HIS ONLY PROPERTY
How can you say that you are happy with your life? When you are with your family? that you are whole? What if you are whole but there is no love for you because you were formed by an accidental event?
"I will fuck you whenever I want, do you hear me?" He says. He thrust his manhood into my womanhood hard. Who am I to complain? He owned me but I do not own him, someone else owns him. I'm just his excuse, his pastime.
"Uhh. Damn it! Why are you still tight when i am always fucking you? Huh?" He groaned like an animal. He is Giving me a punishing thrust. I just closed my eyes and a low growl came out of my mouth. I'm close, I'm about to reach seventh heaven because of what we're doing. He is fucking me , in his bed. It didn't take long, we reached the 7th heaven, he buried his head in my neck and gently kissed it. Who am I to object? I am just nobody.
And even if I objected, there was nothing I could do. After a while he got off of me and laid down next to me, he wrapped his arms around my waist. I turned my back on him and secretly cried. We are always like this.
He's cold treatment, his behavior almost makes me vomit, the way he hurts me physically and emotionally, I accept it all.
I won't get anything even if I complain...I can handle everything. When he was breathing deeply, I slowly got up, picked up my clothes and put them back on. It's always like this, we fucked. That's all, no strings attached. I went to a room, I saw an angel. My son is his, he doesn't know that I am his mother. He only knows me as his "nanny". I covered my mouth to keep from sobbing.

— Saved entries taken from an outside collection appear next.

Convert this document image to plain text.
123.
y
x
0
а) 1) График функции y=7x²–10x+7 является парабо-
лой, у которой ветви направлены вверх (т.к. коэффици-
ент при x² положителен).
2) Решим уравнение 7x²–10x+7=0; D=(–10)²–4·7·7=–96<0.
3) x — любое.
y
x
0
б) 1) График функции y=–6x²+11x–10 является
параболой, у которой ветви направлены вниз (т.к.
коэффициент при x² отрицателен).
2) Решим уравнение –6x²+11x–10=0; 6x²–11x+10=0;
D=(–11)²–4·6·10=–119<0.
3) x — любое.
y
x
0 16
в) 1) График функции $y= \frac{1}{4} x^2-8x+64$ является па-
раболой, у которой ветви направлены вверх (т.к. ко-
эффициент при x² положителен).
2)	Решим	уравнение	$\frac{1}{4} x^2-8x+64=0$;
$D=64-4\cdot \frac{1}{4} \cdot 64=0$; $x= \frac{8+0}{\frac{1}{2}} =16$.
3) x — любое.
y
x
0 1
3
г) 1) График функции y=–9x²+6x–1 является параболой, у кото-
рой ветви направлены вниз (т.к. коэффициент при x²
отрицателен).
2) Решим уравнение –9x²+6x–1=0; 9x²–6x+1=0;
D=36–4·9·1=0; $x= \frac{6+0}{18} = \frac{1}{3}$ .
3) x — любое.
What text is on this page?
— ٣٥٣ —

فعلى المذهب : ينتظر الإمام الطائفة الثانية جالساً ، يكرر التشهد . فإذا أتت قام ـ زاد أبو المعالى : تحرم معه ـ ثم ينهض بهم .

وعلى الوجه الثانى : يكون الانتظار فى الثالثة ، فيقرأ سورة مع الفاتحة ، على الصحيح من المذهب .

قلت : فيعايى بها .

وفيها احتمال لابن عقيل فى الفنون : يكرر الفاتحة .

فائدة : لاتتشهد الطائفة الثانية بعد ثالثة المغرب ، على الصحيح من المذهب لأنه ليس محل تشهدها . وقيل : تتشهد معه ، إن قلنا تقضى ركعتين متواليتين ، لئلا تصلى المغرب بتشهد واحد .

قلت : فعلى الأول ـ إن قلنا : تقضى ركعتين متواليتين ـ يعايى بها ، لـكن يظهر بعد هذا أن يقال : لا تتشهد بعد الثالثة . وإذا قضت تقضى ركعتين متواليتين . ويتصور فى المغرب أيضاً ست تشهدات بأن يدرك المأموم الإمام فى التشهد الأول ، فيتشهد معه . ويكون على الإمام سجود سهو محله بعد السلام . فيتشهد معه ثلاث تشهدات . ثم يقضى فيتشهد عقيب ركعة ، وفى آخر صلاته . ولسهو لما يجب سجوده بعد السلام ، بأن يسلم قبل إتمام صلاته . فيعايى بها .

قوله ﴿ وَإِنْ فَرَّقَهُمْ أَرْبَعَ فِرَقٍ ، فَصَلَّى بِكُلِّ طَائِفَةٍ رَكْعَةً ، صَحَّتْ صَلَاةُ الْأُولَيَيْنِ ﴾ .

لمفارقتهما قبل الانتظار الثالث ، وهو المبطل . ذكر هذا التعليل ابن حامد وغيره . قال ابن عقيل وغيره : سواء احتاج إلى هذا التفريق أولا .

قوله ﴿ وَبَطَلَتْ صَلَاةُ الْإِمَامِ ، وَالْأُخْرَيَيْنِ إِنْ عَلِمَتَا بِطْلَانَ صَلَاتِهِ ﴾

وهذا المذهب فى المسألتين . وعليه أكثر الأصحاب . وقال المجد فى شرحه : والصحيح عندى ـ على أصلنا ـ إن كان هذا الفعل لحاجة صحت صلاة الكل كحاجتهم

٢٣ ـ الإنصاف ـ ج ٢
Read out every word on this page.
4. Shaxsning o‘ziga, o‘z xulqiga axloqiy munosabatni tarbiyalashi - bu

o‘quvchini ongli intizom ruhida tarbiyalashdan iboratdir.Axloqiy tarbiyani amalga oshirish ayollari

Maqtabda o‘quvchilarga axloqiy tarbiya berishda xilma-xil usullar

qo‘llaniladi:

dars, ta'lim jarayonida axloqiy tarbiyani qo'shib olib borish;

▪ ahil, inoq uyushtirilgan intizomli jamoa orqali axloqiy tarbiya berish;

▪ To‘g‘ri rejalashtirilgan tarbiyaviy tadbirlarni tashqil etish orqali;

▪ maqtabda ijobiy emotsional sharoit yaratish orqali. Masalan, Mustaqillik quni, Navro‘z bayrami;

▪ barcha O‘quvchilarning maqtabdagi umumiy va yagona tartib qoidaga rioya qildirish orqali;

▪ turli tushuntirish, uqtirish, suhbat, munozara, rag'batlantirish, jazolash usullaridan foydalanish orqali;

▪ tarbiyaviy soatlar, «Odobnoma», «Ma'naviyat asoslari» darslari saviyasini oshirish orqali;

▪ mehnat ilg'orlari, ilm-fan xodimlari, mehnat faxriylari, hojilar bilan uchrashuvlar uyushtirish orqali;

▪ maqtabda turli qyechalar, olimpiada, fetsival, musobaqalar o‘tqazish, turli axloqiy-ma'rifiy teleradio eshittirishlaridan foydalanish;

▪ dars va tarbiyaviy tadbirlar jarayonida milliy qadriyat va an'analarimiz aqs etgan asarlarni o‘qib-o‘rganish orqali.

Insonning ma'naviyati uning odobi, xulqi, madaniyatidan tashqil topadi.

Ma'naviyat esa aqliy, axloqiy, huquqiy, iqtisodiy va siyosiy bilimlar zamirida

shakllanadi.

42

He told me that I was unlucky for him, in his life. He said I broke everything. It's all my fault. But me? Am I not broken? Didn't I sacrifice? Every day I was hurt but I never complained to him because I had no right to complain,he has a girlfriend and his girlfriend has accepted that he has a child with me. I'm mad at myself because I'm a fool! I'm completely crushed, like an earthquake, destroyed, destroyed, but I can handle it for my son and for myself. Even though I was in so much pain, I didn't leave, I wanted to be with my son.
I never aspired too much, just graduating is okay with me, I just have something to brag about to everyone and I'm okay. That I can tell them, "I worked hard to graduate." But that will not be fulfilled. I don't own them even my son, he says he is the only one who has the right to his son from me. How about me? I no longer have the right to what I carried for nine months in my womb? I no longer have the right to my flesh and blood?
In this treacherous world I must be strong, I can do it as long as I live. So if you turn a blind eye and turn a deaf ear to everything.